JORNAL DO COMÉRCIO (RS) • GERAL • 15/11/2009
Resultados derrubam executivos, aponta pesquisa
Especialistas alertam que atitudes de chefes pesam cada vez mais nas demissões

Patricia Comunello

Resultados frustrantes e incompetência técnica são as principais razões para empresas brasileiras dispensarem seus executivos. Os dois fatores determinam 48% das trocas de ocupantes de cargos de comando, segundo pesquisa da Catho Online, maior portal brasileiro de currículos profissionais e mercado de trabalho. Apesar de aparecer na terceira posição (com 12%), problemas na relação com os liderados são apontados por especialistas gaúchos como a base para o mau desempenho à frente do negócio.

O ingrediente comportamental aparece diluído na pesquisa no segundo grupo de condicionantes das demissões.

Somado com deficiência na supervisão de pessoas (8%), dinamismo insuficiente (5,4%) e problemas de relação com a chefia superior (2,9%), o motivo alcança 28,3% no ranking das prioridades para substituir o gestor. A gerente operacional da DCO Gestão de Carreiras Profissionais, Lígia Nery da Silveira, lembra que a posição estratégica dos executivos é liderar equipes. "Os profissionais que conseguem exercer melhor esta tarefa conseguem bons resultados para seus contratantes", justifica Lígia, que tem a seu favor 15 anos como headhunter, profissional que seleciona talentos para grandes empresas.

O diretor de marketing da Catho Online, Adriano Meirinho, ressalta que quanto mais elevada a hierarquia do cargo maior a cobrança de experiência e desempenho além do exigido para demais funções e postos. A especialista em treinamento de lideranças e professora da Escola Superior de Propaganda e Marketing (ESPM) em Porto Alegre Dulce Maria Feijó Ribeiro reforça que a interferência do comportamento na obtenção de resultados ganha cada vez mais espaço porque "o gestor não está mais sozinho". "A dificuldade de trabalhar com o grupo será decisiva para o sucesso de metas. Um executivo solitário e que não compartilha metas ou resultados perderá liderança e até o posto", adverte Dulce.
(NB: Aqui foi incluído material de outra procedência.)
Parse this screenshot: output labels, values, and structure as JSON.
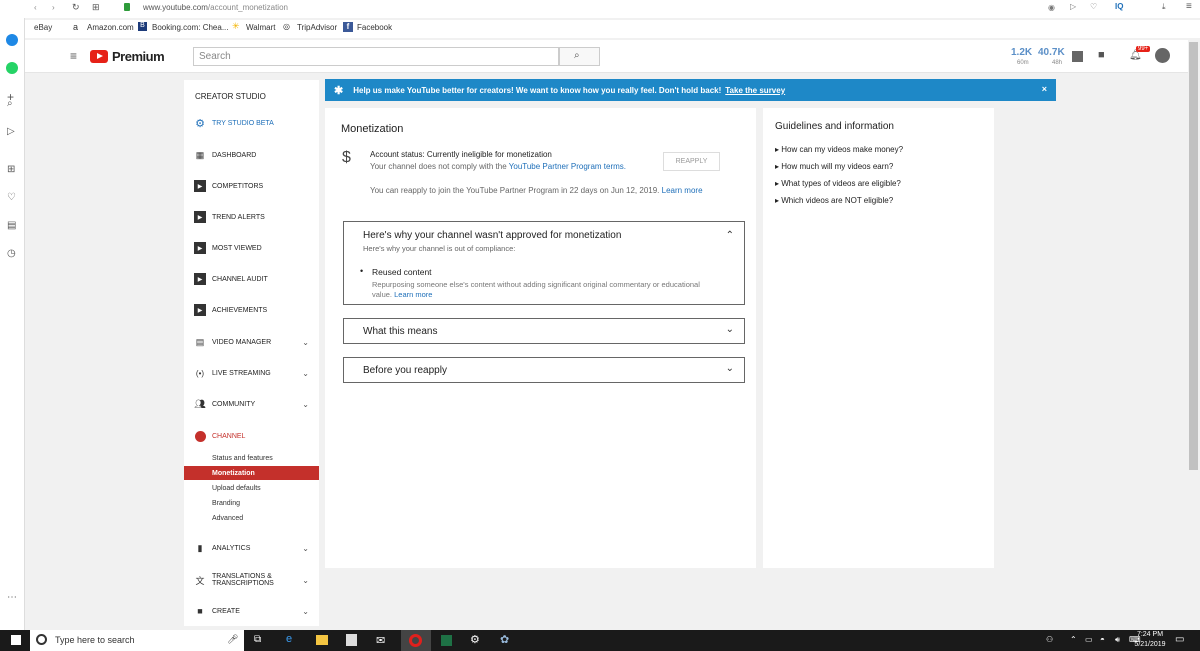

A professora da ESPM identifica na pressão do mercado sobre o negócio e na pressa dos acionistas em obter respostas, leia-se ganhos, parte da pressão e imposição de um novo perfil de executivo. "A hierarquia não é mais estabelecida pelo conhecimento técnico, mas pela capacidade de ouvir as pessoas", acrescenta a especialista. "Infelizmente, esses postos não estão preparados para enfrentar uma equipe diferente, que quer participar e inovar", previne Dulce. Do lado das empresas, a professora defende maior valorização do fator humano, que implicaria observar a saúde, problemas familiares e limitações do executivo.

A pesquisa feita com mais de 16,2 mil profissionais - 83% deles ligados ao setor privado -, confirma o peso das relações interpessoais quando estão em jogo fatores que aparecem em segundo e terceiro lugares na decisão da dispensa. Essas condições surgem com maiores percentuais. Lígia define no trio competência, habilidade e atitude - o chamado "CHA" do manual de recursos humanos - as virtudes imprescindíveis aos executivos com mais chance de sobreviver nas empresas.
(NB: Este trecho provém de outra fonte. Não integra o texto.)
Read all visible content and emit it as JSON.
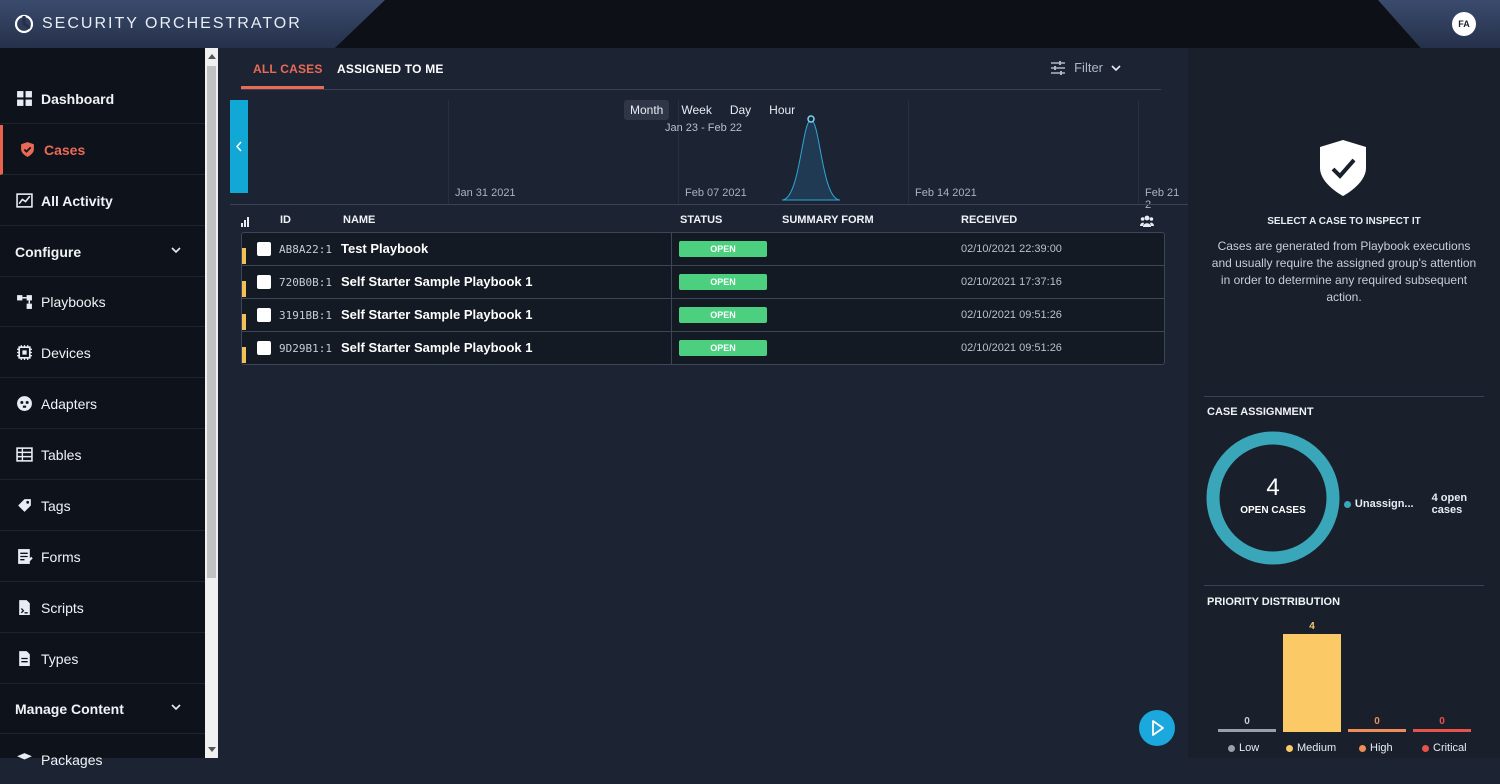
{
  "app": {
    "title": "SECURITY ORCHESTRATOR",
    "avatar": "FA"
  },
  "sidebar": {
    "items": [
      {
        "label": "Dashboard"
      },
      {
        "label": "Cases"
      },
      {
        "label": "All Activity"
      },
      {
        "label": "Configure"
      },
      {
        "label": "Playbooks"
      },
      {
        "label": "Devices"
      },
      {
        "label": "Adapters"
      },
      {
        "label": "Tables"
      },
      {
        "label": "Tags"
      },
      {
        "label": "Forms"
      },
      {
        "label": "Scripts"
      },
      {
        "label": "Types"
      },
      {
        "label": "Manage Content"
      },
      {
        "label": "Packages"
      }
    ]
  },
  "tabs": {
    "all": "ALL CASES",
    "mine": "ASSIGNED TO ME",
    "filter": "Filter"
  },
  "timeline": {
    "ranges": [
      "Month",
      "Week",
      "Day",
      "Hour"
    ],
    "selected": "Month",
    "range_label": "Jan 23 - Feb 22",
    "ticks": [
      "Jan 31 2021",
      "Feb 07 2021",
      "Feb 14 2021",
      "Feb 21 2"
    ]
  },
  "table": {
    "headers": {
      "id": "ID",
      "name": "NAME",
      "status": "STATUS",
      "summary": "SUMMARY FORM",
      "received": "RECEIVED"
    },
    "rows": [
      {
        "id": "AB8A22:1",
        "name": "Test Playbook",
        "status": "OPEN",
        "received": "02/10/2021 22:39:00"
      },
      {
        "id": "720B0B:1",
        "name": "Self Starter Sample Playbook 1",
        "status": "OPEN",
        "received": "02/10/2021 17:37:16"
      },
      {
        "id": "3191BB:1",
        "name": "Self Starter Sample Playbook 1",
        "status": "OPEN",
        "received": "02/10/2021 09:51:26"
      },
      {
        "id": "9D29B1:1",
        "name": "Self Starter Sample Playbook 1",
        "status": "OPEN",
        "received": "02/10/2021 09:51:26"
      }
    ]
  },
  "inspect": {
    "title": "SELECT A CASE TO INSPECT IT",
    "description": "Cases are generated from Playbook executions and usually require the assigned group's attention in order to determine any required subsequent action."
  },
  "assignment": {
    "title": "CASE ASSIGNMENT",
    "count": "4",
    "count_label": "OPEN CASES",
    "legend_label": "Unassign...",
    "legend_count": "4 open cases",
    "color": "#3aa6b9"
  },
  "priority": {
    "title": "PRIORITY DISTRIBUTION",
    "bars": [
      {
        "label": "Low",
        "value": 0,
        "color": "#9aa0a8"
      },
      {
        "label": "Medium",
        "value": 4,
        "color": "#fbc965"
      },
      {
        "label": "High",
        "value": 0,
        "color": "#f08c5a"
      },
      {
        "label": "Critical",
        "value": 0,
        "color": "#e8524a"
      }
    ]
  }
}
A ex-headhunter coordenou estudo recente da Associação Brasileira de Recursos Humanos (ABRH-RS) que captou de cem presidentes de companhias com atuação no Estado justamente suas expectativas ao contratar gestores.

"Eles querem um profissional que se envolva com todas as áreas e não alguém que só empilhe diplomas", descreve a especialista. Segundo Lígia, as seleções de profissionais devem incluir, além de critérios técnicos, informações sobre a contribuição do candidato nas empresas em que já atuou. Para a gerente operacional da DCO, a crise econômica serve para mostrar os bons executivos. "Vale a competência em aprender a aprender rápido", completa.